Congress Takes Aim at Discrimination in Global AIDS Relief

Discrimination and the denial of the rights of marginalized populations has been a driving feature of the AIDS pandemic since the disease first surfaced nearly three decades ago. Many have taken valiant steps to combat this discrimination. Last week, the Senate Appropriations Committee took a significant step that will further the struggle for equality through an important directive it issued for the US?President's Emergency Plan for AIDS Relief (PEPFAR).A little background. In this second phase of PEPFAR, the US government and partner countries sign what are called Partnership Frameworks, which establish respective roles and responsibilities in fighting AIDS in these countries. In December 2009, PHR released an analysis of some of the first Partnership Framework agreements and found they were generally quite weak with respect to critical aspects of fighting discrimination against women, people with disabilities, and other marginalized populations. Specifically, the agreements largely neglected the legal and policy reforms required to ensure legal equality for these groups and to enforce the laws that protect their rights. The frameworks also generally failed to address the stigmatization and discrimination that they face within the health sector.?This is despite what genuinely appears to be a strong commitment of the US government, including the Office of the US Global AIDS Coordinator (OGAC), to combat stigma and discrimination.Congress has now instructed that Partnership Framework agreements and other key PEPFAR country planning documents do a better job of fighting discrimination. In its report accompanying its fiscal year 2011 foreign operations appropriations bill, the Senate Appropriations Committee issued a directive to OGAC about how to spend the funds that Congress is appropriating:

The Committee welcomes the emphasis in PEPFAR’s 5-year strategy on addressing stigma and discrimination against most-at-risk populations and violations of the rights of women, and directs OGAC to address the needs for legal and policy reform and the enforcement of such policies in Partnership Frameworks, Partnership Framework Implementation Plans, and Country Operational Plans.

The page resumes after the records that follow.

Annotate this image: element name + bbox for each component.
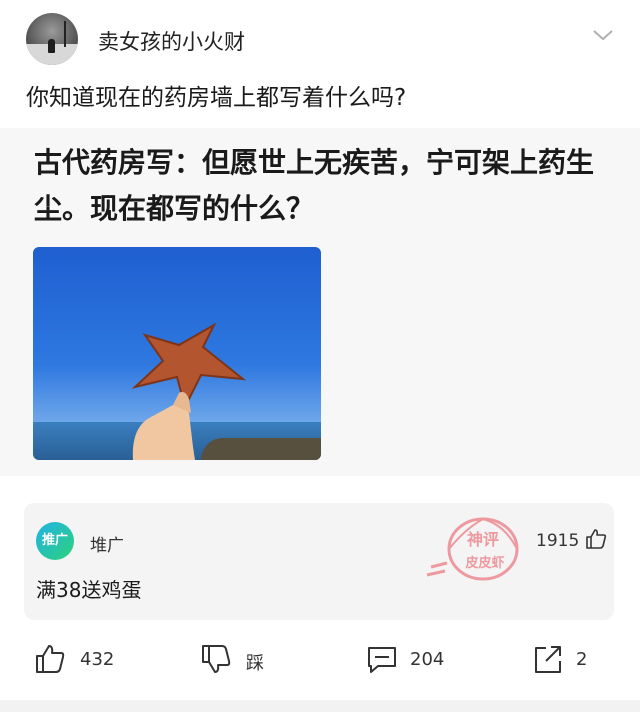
author-name[interactable]: 卖女孩的小火财 [98, 26, 245, 56]
watermark-line2: 皮皮虾 [464, 555, 504, 571]
comment-button[interactable]: 204 [366, 643, 456, 677]
like-button[interactable]: 432 [34, 643, 124, 677]
thumbs-down-icon [202, 645, 231, 673]
share-button[interactable]: 2 [532, 643, 602, 677]
author-avatar[interactable] [26, 13, 78, 65]
starfish-photo[interactable] [33, 247, 321, 460]
thumbs-up-icon [36, 645, 65, 673]
ad-like-count: 1915 [536, 531, 580, 551]
ad-logo[interactable]: 推广 [36, 522, 74, 560]
post-image-text: 古代药房写：但愿世上无疾苦，宁可架上药生尘。现在都写的什么？ [34, 146, 595, 225]
share-count: 2 [576, 649, 588, 670]
share-icon [535, 646, 561, 673]
post-header [0, 0, 640, 78]
post-question: 你知道现在的药房墙上都写着什么吗? [26, 85, 407, 111]
chevron-down-icon[interactable] [592, 28, 614, 42]
thumbs-up-icon[interactable] [584, 527, 608, 551]
ad-text[interactable]: 满38送鸡蛋 [36, 574, 141, 603]
comment-icon [368, 647, 396, 673]
bottom-divider [0, 700, 640, 712]
ad-advertiser-name[interactable]: 堆广 [90, 531, 124, 556]
dislike-button[interactable]: 踩 [200, 643, 280, 677]
watermark-stamp: 神评 皮皮虾 [426, 517, 519, 581]
comment-count: 204 [410, 649, 445, 670]
dislike-label: 踩 [246, 653, 264, 674]
watermark-line1: 神评 [467, 530, 499, 549]
like-count: 432 [80, 649, 115, 670]
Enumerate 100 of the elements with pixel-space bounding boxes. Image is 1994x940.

The Committee further required that civil society have a meaningful role in developing these plans—something that had been happening in some countries, but not others.

The Committee also directs OGAC to ensure civil society is fully engaged in developing these frameworks and plans, including most at-risk populations and women’s organizations. The Committee directs OGAC to consult with the Committee on these efforts.

While the struggle for equality continues, we now have one more vehicle to help us.